Ma Junshui, Sheridan Robert P, Liaw Andy, Dahl George E, Svetnik Vladimir
Biometrics Research Department and ‡Structural Chemistry Department, Merck Research Laboratories , Rahway, New Jersey 07065, United States.
J Chem Inf Model. 2015 Feb 23;55(2):263-74. doi: 10.1021/ci500747n. Epub 2015 Feb 17.
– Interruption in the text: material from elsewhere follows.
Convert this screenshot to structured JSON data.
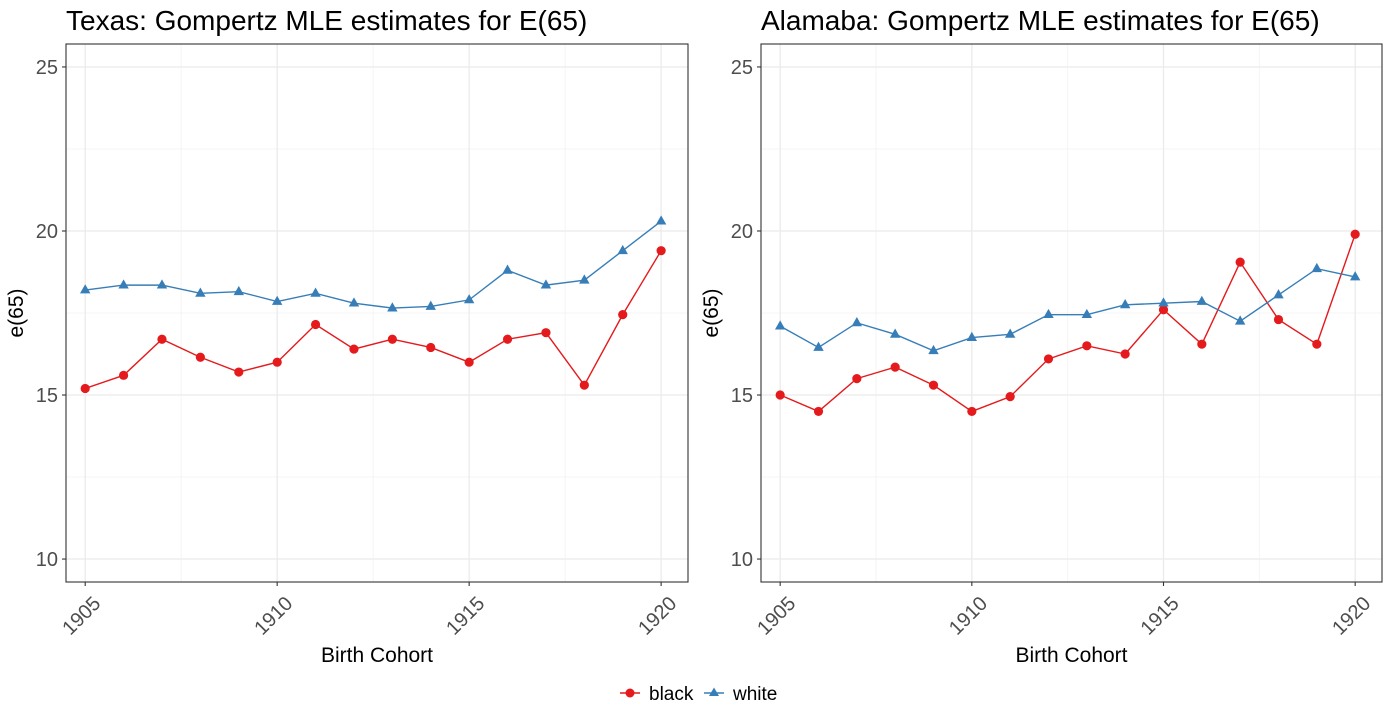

Neural networks were widely used for quantitative structure-activity relationships (QSAR) in the 1990s. Because of various practical issues (e.g., slow on large problems, difficult to train, prone to overfitting, etc.), they were superseded by more robust methods like support vector machine (SVM) and random forest (RF), which arose in the early 2000s. The last 10 years has witnessed a revival of neural networks in the machine learning community thanks to new methods for preventing overfitting, more efficient training algorithms, and advancements in computer hardware. In particular, deep neural nets (DNNs), i.e. neural nets with more than one hidden layer, have found great successes in many applications, such as computer vision and natural language processing. Here we show that DNNs can routinely make better prospective predictions than RF on a set of large diverse QSAR data sets that are taken from Merck's drug discovery effort. The number of adjustable parameters needed for DNNs is fairly large, but our results show that it is not necessary to optimize them for individual data sets, and a single set of recommended parameters can achieve better performance than RF for most of the data sets we studied. The usefulness of the parameters is demonstrated on additional data sets not used in the calibration. Although training DNNs is still computationally intensive, using graphical processing units (GPUs) can make this issue manageable.
神经网络在20世纪90年代被广泛用于定量构效关系(QSAR)研究。由于各种实际问题(例如,处理大问题时速度慢、难以训练、容易过拟合等),它们在21世纪初被支持向量机(SVM)和随机森林(RF)等更强大的方法所取代。在过去十年中,由于防止过拟合的新方法、更高效的训练算法以及计算机硬件的进步,神经网络在机器学习领域得以复兴。特别是深度神经网络(DNN),即具有多个隐藏层的神经网络,在许多应用中都取得了巨大成功,如计算机视觉和自然语言处理。在此我们表明,在从默克公司药物发现工作中获取的一组多样化的大型QSAR数据集上,DNN通常能比RF做出更好的前瞻性预测。DNN所需的可调参数数量相当大,但我们的结果表明,无需针对单个数据集对其进行优化,对于我们研究的大多数数据集,一组推荐参数就能比RF实现更好的性能。这些参数在未用于校准的其他数据集上也证明了其有效性。尽管训练DNN在计算上仍然很密集,但使用图形处理单元(GPU)可以使这个问题得到控制。